Cette royauté n'est pas seulement une distinction honorable: le Christ partage son autorité avec Elle qui dans ses souffrances ici-bas a également participé à embrasser la mort. Le Christ reste la seule source de grâces mais Jésus a voulu que toutes les grâces qui nous sont attribuées passent par les mains de Marie. A Beauraing, la Vierge et Médiatrice déclare que même la grâce principale pour nous, celle de la conversion de nos cœurs, lui a été confiée. « Je convertirai les pécheurs », dit-elle.

Ainsi, l'élection spéciale de Marie, sa maternité, sa gloire et son intercession universelle et ininterrompue envers nous, se résument dans le Message de Beauraing. La révélation de son Cœur Immaculé est alors ajoutée comme un couronnement éloquent.

Enfin, le Message de Beauraing rappelle aux âmes la nécessité d'une plus grande fidélité à leurs obligations religieuses.

« Aimez-vous mon Fils ? M’aimez-vous ? » demanda la Madone de Beauraing.

L'amour qu'elle demande s'exprime dans la prière et l'amour sacrificiel: « Priez beaucoup ... Priez toujours. Sacrifiez-vous pour moi ».

Nous devons donc être fidèles à notre prière quotidienne et pas seulement prier dans les moments de peur, de danger, de maladie et d’adversité.

Dieu est notre Maître et notre Père à tout moment, donc notre prière doit lui exprimer notre adoration et notre amour continuel.

Nous devons accomplir la volonté de Dieu.

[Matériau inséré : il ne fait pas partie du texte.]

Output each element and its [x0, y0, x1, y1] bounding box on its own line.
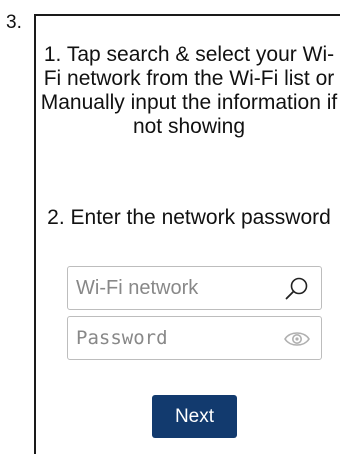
wifi-network-field[interactable]: [67, 266, 322, 310]
next-button[interactable]: Next: [152, 395, 237, 438]
password-input[interactable]: [68, 317, 268, 359]
instruction-select-network: 1. Tap search & select your Wi-Fi networ…: [40, 43, 338, 138]
password-field[interactable]: [67, 316, 322, 360]
step-number: 3.: [6, 12, 22, 33]
wifi-network-input[interactable]: [68, 267, 268, 309]
eye-icon[interactable]: [283, 325, 311, 353]
instruction-enter-password: 2. Enter the network password: [47, 206, 331, 229]
search-icon[interactable]: [283, 275, 311, 303]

Ceci est exprimé dans les dix commandements de Dieu, dans les commandements de la Sainte Église et dans l'accomplissement des devoirs de notre état.

A propos de l’autorité de l’Eglise, le Christ a dit: « Celui qui vous écoute m'écoute; quiconque vous méprise, me méprise ». (Luc, X, 16).

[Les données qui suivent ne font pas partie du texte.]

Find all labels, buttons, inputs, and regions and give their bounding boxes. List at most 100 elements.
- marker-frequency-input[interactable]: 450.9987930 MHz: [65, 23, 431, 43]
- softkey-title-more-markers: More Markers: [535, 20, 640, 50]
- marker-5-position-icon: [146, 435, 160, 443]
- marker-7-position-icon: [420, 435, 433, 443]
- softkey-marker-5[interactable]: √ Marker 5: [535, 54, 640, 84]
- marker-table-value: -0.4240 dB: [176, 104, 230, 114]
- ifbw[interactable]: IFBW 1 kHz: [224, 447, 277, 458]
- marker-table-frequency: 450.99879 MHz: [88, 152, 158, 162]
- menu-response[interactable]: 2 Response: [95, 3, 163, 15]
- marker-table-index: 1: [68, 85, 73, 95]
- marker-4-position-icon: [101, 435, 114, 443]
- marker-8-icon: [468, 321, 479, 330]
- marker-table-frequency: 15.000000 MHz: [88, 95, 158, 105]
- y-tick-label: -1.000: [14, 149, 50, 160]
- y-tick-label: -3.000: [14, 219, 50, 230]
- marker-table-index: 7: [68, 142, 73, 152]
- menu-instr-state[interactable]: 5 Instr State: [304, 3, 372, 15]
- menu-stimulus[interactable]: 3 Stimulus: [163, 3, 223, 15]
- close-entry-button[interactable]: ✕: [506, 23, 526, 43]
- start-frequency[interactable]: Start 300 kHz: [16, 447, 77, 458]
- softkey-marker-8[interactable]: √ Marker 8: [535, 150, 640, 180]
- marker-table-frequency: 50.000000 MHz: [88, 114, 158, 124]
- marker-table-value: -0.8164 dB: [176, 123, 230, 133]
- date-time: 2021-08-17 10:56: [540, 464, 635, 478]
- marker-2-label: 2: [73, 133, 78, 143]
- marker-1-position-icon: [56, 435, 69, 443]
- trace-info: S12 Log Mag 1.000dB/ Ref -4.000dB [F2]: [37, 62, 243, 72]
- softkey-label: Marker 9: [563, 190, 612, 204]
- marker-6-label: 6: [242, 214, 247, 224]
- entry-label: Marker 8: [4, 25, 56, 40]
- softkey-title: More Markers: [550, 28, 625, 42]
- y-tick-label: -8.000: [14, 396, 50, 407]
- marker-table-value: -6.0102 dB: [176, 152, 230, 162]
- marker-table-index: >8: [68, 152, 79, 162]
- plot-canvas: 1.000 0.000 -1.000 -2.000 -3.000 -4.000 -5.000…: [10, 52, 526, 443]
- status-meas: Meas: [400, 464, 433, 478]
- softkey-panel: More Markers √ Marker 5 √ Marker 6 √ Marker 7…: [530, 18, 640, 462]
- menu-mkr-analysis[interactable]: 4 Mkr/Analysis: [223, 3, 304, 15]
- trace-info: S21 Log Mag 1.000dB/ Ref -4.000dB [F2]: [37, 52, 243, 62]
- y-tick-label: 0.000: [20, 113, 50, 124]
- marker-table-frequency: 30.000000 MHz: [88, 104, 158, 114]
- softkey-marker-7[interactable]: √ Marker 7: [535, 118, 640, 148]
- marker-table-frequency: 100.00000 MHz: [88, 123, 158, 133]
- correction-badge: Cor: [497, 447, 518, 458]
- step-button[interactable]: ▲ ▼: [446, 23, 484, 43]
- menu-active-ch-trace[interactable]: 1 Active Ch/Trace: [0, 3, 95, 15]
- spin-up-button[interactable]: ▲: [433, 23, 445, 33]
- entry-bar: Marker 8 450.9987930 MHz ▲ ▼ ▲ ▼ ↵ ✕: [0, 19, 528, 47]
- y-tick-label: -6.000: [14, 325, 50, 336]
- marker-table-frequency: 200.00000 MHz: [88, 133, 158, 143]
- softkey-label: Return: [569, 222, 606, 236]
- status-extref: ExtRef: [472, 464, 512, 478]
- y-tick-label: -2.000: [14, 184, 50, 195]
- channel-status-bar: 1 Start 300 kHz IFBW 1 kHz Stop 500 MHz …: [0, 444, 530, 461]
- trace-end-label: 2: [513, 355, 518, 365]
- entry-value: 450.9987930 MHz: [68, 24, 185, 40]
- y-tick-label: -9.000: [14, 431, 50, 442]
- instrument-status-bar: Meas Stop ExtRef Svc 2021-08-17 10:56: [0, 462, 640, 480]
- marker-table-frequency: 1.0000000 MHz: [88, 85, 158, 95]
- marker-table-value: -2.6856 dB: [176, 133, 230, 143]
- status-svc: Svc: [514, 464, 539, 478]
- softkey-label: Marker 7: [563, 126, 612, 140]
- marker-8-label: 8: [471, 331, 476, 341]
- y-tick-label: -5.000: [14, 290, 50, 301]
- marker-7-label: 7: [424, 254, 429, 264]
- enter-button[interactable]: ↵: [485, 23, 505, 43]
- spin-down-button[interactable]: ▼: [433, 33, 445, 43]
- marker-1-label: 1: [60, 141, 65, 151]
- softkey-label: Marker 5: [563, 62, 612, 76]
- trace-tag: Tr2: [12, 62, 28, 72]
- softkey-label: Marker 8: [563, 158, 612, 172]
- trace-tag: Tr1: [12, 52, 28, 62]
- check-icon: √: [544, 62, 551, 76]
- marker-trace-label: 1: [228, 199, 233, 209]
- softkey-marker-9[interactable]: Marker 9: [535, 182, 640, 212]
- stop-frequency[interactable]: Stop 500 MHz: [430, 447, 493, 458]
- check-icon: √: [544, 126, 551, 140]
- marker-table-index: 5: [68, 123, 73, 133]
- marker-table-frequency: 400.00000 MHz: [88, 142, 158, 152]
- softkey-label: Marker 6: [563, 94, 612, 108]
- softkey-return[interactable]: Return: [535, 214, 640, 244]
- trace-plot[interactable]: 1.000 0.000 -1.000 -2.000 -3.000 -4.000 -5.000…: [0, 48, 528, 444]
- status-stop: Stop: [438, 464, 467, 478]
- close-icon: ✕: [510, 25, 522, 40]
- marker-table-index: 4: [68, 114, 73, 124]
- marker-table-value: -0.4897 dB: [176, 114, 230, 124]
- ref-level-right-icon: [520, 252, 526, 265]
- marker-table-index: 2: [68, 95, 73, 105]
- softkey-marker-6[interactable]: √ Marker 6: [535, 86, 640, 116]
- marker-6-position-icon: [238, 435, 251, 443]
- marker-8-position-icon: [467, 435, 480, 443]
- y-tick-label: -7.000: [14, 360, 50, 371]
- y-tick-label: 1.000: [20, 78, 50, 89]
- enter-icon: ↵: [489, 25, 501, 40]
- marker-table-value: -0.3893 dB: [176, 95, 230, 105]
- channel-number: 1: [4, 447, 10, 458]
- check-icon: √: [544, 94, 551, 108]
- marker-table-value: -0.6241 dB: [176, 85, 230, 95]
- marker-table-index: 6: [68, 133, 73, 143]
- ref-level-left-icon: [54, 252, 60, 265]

Beaucoup utilisent Dieu et Marie; peu les servent avec une piété désintéressée et droite.

NÉCESSITÉ DU SACRIFICE

De même que la santé physique est détruite par l'excès, la santé morale de la société est dégradée par l'indulgence de soi effrénée, l'impudicité et la vexation de la mode immorale. La stature immaculée de l’apparition de Beauraing et son appel à la pénitence prêchent ici une règle de vie sévère mais saine: « Sacrifice-toi pour moi ».

L'UTILITÉ DES PÈLERINAGES

La Sainte Vierge elle-même a demandé « que les gens viennent ici en le pèlerinage ». Ces journées de prière peuvent devenir une pure expression de foi et d'amour envers la Sainte Vierge. En passant, nous remarquons le pèlerinage qui a lieu à pied tous les 2ème et 3ème dimanche du mois entre Dinant et Beauraing (20 km).

CONCLUSION

La grande leçon de Beauraing est celle d'une confiance illimitée en Marie. Elle montre encore quotidiennement son amour maternel dans les lieux qu’elle a sanctifiés par sa présence. Nombreuses sont les guérisons, réponses aux prières et conversions obtenues après l'invocation de Notre-Dame de Beauraing ou après un pèlerinage dans ce lieu de grâce. Que cette confiance en l'intercession de Marie devienne une incitation pour le lecteur de cette brochure à un culte plus ardent de Notre-Dame de Beauraing!

 

Prière à Notre-Dame de Beauraing

Notre-Dame de Beauraing, Vierge Immaculée, toujours victorieuse dans la lutte pour Dieu, convertissez les pécheurs: Vous nous l’avez promis.

Accordez-leur la puissance illimitée de Votre Cœur Immaculé; faites revenir dans l'amitié de Dieu les âmes qui marchent en dehors de la grâce de Dieu et sont en danger de se perdre à jamais.

Mère au Cœur d'Or, regardez notre misère et réconfortez-nous dans nos peines. Montrez que Vous êtes la santé des malades et la consolatrice des affligés.

Reine du Ciel avec le diadème brillant, notre foi, notre amour et notre gratitude vous proclament Reine sur nos cœurs et Princesse du monde.

Nous voulons aider à élargir Votre royaume: en nous-mêmes, par notre sacrifice, et par un exercice plus fidèle de vos vertus; autour de nous à travers plus de prières et notre apostolat.

Votre royaume peut venir, ô Reine du monde, afin que le royaume de Jésus, votre Fils et notre Seigneur, soit établi. Amen.